Un patronyme devenu « fâcheux »

À noter que, lorsque l'usage des accents apparaîtra, FASCHE pourra s'écrire FÂCHE, sans altérer la prononciation. - Quoi qu'il en soit, ce patronyme, dont l'origine et la signification s'est perdue, sera écrit et prononcé de différentes façons, surtout en Nouvelle-France, où se cotoyaient partout des gens venant des différents pays de France.

Cette méconnaissance et ces déformations furent à ce point fâcheuses que, nous le verrons, la famille décidera de substituer au patronyme le prénom du père : les enfants de Robert FÂCHE, fils de Nicolas FASCHE et petit-fils de Jean FASCHE, seront des ROBERT FÂCHE et leurs descendants (FÂCHE dit ROBERT, ROBERT dit FÂCHE) deviendront tôt des ROBERT tout court. En quelques générations, le nom de FÂCHE sera ainsi tout à fait oublié.

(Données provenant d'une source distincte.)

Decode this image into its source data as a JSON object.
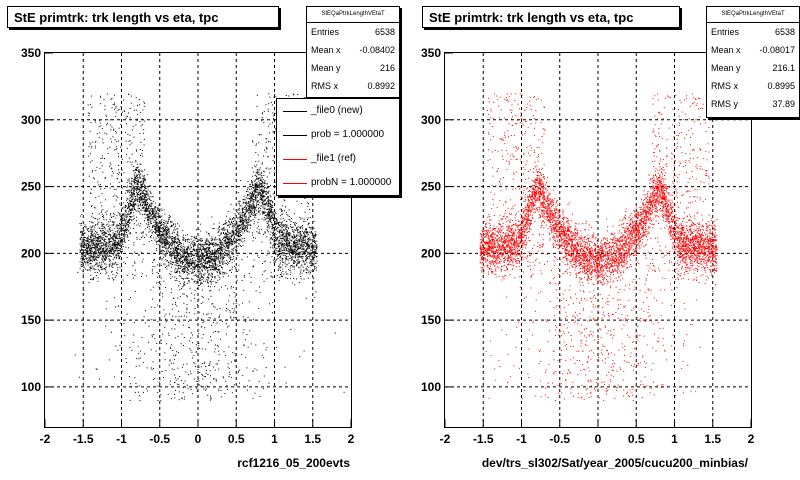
{
  "chart_data": [
    {
      "type": "scatter",
      "title": "StE primtrk: trk length vs eta, tpc",
      "stats_header": "StEQaPtrkLengthVEtaT",
      "stats": [
        {
          "label": "Entries",
          "value": "6538"
        },
        {
          "label": "Mean x",
          "value": "-0.08402"
        },
        {
          "label": "Mean y",
          "value": "216"
        },
        {
          "label": "RMS x",
          "value": "0.8992"
        }
      ],
      "legend": [
        {
          "label": "_file0 (new)",
          "color": "#000000"
        },
        {
          "label": "prob = 1.000000",
          "color": "#000000"
        },
        {
          "label": "_file1 (ref)",
          "color": "#ff0000"
        },
        {
          "label": "probN = 1.000000",
          "color": "#ff0000"
        }
      ],
      "xlabel": "rcf1216_05_200evts",
      "ylabel": "",
      "xlim": [
        -2,
        2
      ],
      "ylim": [
        70,
        350
      ],
      "x_ticks": [
        "-2",
        "-1.5",
        "-1",
        "-0.5",
        "0",
        "0.5",
        "1",
        "1.5",
        "2"
      ],
      "y_ticks": [
        "100",
        "150",
        "200",
        "250",
        "300",
        "350"
      ],
      "grid": true,
      "point_color": "#000000",
      "entries": 6538
    },
    {
      "type": "scatter",
      "title": "StE primtrk: trk length vs eta, tpc",
      "stats_header": "StEQaPtrkLengthVEtaT",
      "stats": [
        {
          "label": "Entries",
          "value": "6538"
        },
        {
          "label": "Mean x",
          "value": "-0.08017"
        },
        {
          "label": "Mean y",
          "value": "216.1"
        },
        {
          "label": "RMS x",
          "value": "0.8995"
        },
        {
          "label": "RMS y",
          "value": "37.89"
        }
      ],
      "xlabel": "dev/trs_sl302/Sat/year_2005/cucu200_minbias/",
      "ylabel": "",
      "xlim": [
        -2,
        2
      ],
      "ylim": [
        70,
        350
      ],
      "x_ticks": [
        "-2",
        "-1.5",
        "-1",
        "-0.5",
        "0",
        "0.5",
        "1",
        "1.5",
        "2"
      ],
      "y_ticks": [
        "100",
        "150",
        "200",
        "250",
        "300",
        "350"
      ],
      "grid": true,
      "point_color": "#ff0000",
      "entries": 6538
    }
  ]
}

Il est courant que le prénom du père soit alors plus populaire ou plus facile à retenir, et supplante le patronyme. D'ailleurs, à l'époque, personne n'a de permission à demander pour changer de nom ou de prénom, ni pour porter fièrement un surnom, nouveau ou patrimonial, qui pourrait même un jour suffire et remplacer le patronyme. Pour toutes sortes de raisons, de tout temps, plusieurs patronymes sont des prénoms courants ou anciens : ainsi les ALBERT, ANCTIL, AUBERT, GAUTHIER, HÉBERT, etc. etc.

Faches et Thumesnil

Parlant de l'histoire de Faches-Thumesnil le site de cette ville dit notamment
(les mises en évidence sont de nous) :

Faches et Thumesnil font partie administrativement de la même commune, mais sont historiquement deux entités distinctes.

C'est sur le plateau du Mélantois que s'est implanté le village de Faches, et son hameau Thumesnil, très nettement séparés jadis par plus d'un kilomètre de terres ou de champs.

C'est en 1104 dans l'acte de donation de l'autel de Sainte Marguerite par le Chanoine Herman, du chapitre de Saint Pierre de Lille, à l'abbaye de Saint Nicaise à Reims qu'apparaît pour la première fois le nom de "Faches", plus précisément "Facis" qui signifierait "terre inculte".

Il ne fait aucun doute qu'au Xe siècle, Faches avait déjà atteint un certain développement puisqu'il possédait déjà un lieu de culte.

A cette époque, l'histoire locale prend de l'importance. Le seigneur de Faches devient le "Roi des Estimaux".

Le mot Thumesnil apparaîtra en 1184 dans le registre de Seclin, mais l'étymologie de ce mot reste difficile à définir.

Ce terme aurait été décomposé en 2 parties "Thu" et "Mesnil".

"Mesnil" aurait pour origine le mot "mansionite" en latin qui désignait une habitation entourée de terres. A cette époque, il y avait eu sans doute une première habitation unique, rejoint par un groupe d'habitations (exploitations agricoles) qui formeront par la suite, le groupe de demeures qui sera à l'origine du hameau.

"Thu" ce préfixe d'origine germanique aurait pour signification le mot "ferme".

(...)

Même si la halte des Chemins de fer (établie en 1846) porte déjà le nom de FACHES-THUMESNIL, la séparation du village de Faches et de son hameau Thumesnil va être requise par les habitants de Faches dans une lettre adressée au Maire le 22 janvier 1899.

(...)

En 1951, le Conseil Municipal du 28 juin approuva l'orthographe jusqu'alors incertaine de Faches-Thumesnil (sans accent circonflexe sur le "a").